Zambian President Edgar Lungu, who was inaugurated Tuesday after his narrow re-election last month, faces two immediate challenges: boosting an economy that’s expanding at the slowest pace in 17 years and reining in a ballooning budget shortfall.
“We will remain focused on facilitating a conducive business and investment environment,” Lungu, 59, said in his inauguration speech in front of an audience that packed the 60,000-seat National Heroes stadium in Lusaka, the capital of the southern African nation. “You will see me doing more in the fight against corruption going forward.”
Lungu’s job won’t be easy. He must quickly negotiate an aid package from the International Monetary Fund that could top $1.2 billion and will probably require cuts in energy and farm subsidies that helped push the budget deficit to nearly 10 percent of gross domestic product last year. Zambia, which depends on copper for more than 70 percent of its export earnings, is among a number of African countries that are struggling after commodity prices plunged, leading to weakened currencies and gaping budget shortfalls.
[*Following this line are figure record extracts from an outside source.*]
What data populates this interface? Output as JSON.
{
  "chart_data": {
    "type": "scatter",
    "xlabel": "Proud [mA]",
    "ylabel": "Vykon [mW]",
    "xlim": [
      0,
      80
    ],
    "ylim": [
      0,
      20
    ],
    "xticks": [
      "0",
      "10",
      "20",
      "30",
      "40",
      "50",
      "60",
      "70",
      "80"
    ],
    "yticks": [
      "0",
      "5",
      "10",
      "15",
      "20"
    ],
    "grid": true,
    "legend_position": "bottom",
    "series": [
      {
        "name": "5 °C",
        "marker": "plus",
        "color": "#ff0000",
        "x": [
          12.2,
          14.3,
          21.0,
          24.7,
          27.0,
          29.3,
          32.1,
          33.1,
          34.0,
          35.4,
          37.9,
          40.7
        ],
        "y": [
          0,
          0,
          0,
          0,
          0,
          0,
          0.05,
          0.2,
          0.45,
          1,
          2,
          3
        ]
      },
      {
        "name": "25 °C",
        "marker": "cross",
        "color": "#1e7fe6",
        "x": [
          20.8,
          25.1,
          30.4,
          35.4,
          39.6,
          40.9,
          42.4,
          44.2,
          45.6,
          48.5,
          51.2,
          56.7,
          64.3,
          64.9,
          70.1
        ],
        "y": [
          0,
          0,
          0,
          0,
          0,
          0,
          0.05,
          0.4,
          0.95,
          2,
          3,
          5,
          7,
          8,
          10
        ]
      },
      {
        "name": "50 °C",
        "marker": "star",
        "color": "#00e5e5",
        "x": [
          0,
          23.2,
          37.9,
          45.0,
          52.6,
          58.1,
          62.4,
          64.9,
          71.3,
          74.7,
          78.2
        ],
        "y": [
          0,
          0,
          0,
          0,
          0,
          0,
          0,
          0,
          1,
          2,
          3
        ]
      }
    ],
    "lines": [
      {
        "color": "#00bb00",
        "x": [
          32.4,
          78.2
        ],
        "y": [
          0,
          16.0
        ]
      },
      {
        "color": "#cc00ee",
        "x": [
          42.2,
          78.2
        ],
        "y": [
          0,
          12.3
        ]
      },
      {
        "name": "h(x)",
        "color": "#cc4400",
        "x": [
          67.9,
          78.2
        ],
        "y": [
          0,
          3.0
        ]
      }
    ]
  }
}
Economic expansion slowed to 3.2 percent last year from 5 percent in 2014.
The government borrowed about $500 million from the central bank in bridge loans to plug the deficit this year, according to S&P Global Ratings. In March, the finance ministry said it would seek aid from the IMF, but formal talks were put off until after the elections.
“Definitely it’s going to be quite tough,” Irmgard Erasmus, an economist at NKC African Economics in Paarl, north of Cape Town, said by phone. “He’s looking at quite a difficult term. They need to do more than just talk the talk with regards to fiscal consolidation.”
Lungu was re-elected by a margin of 50.4 percent to 47.6 percent for Hakainde Hichilema in an Aug. 11 vote that the opposition has tried and failed to contest in the courts. Lungu first became president in January last year after winning the ballot to replace Michael Sata, who died in office.
“There is no time and latitude to settle scores,” Lungu said. “We’ve got work to do. Let us seize the opportunity to rise above the different points of view that divided us during campaigns.”
The kwacha fell for an eighth day in nine on Tuesday and was 0.6 percent weaker at 10.085 per dollar by 11:16 a.m. in Lusaka. Yields on Zambia’s $1 billion of 2024 bonds fell for the first time in three days, dropping six basis points to 8.74 percent.
Foreign exchange reserves fell to $2.4 billion by the end of June, the lowest level in four years, from $3.9 billion in July last year. Interest payments on the $3 billion in Eurobonds Zambia has sold since 2012 have eroded the reserves, as have the energy and farm subsidies. Selling fuel and power for less than government buys it for could cost the country $660 million annually, according to the IMF.
In reducing subsidies, Lungu’s government will also need to take into account an inflation rate that’s hovering close to 20 percent.
“My administration will not leave anyone behind,” he said. “Every region in the country and all Zambians are entitled to receive the benefits of development.”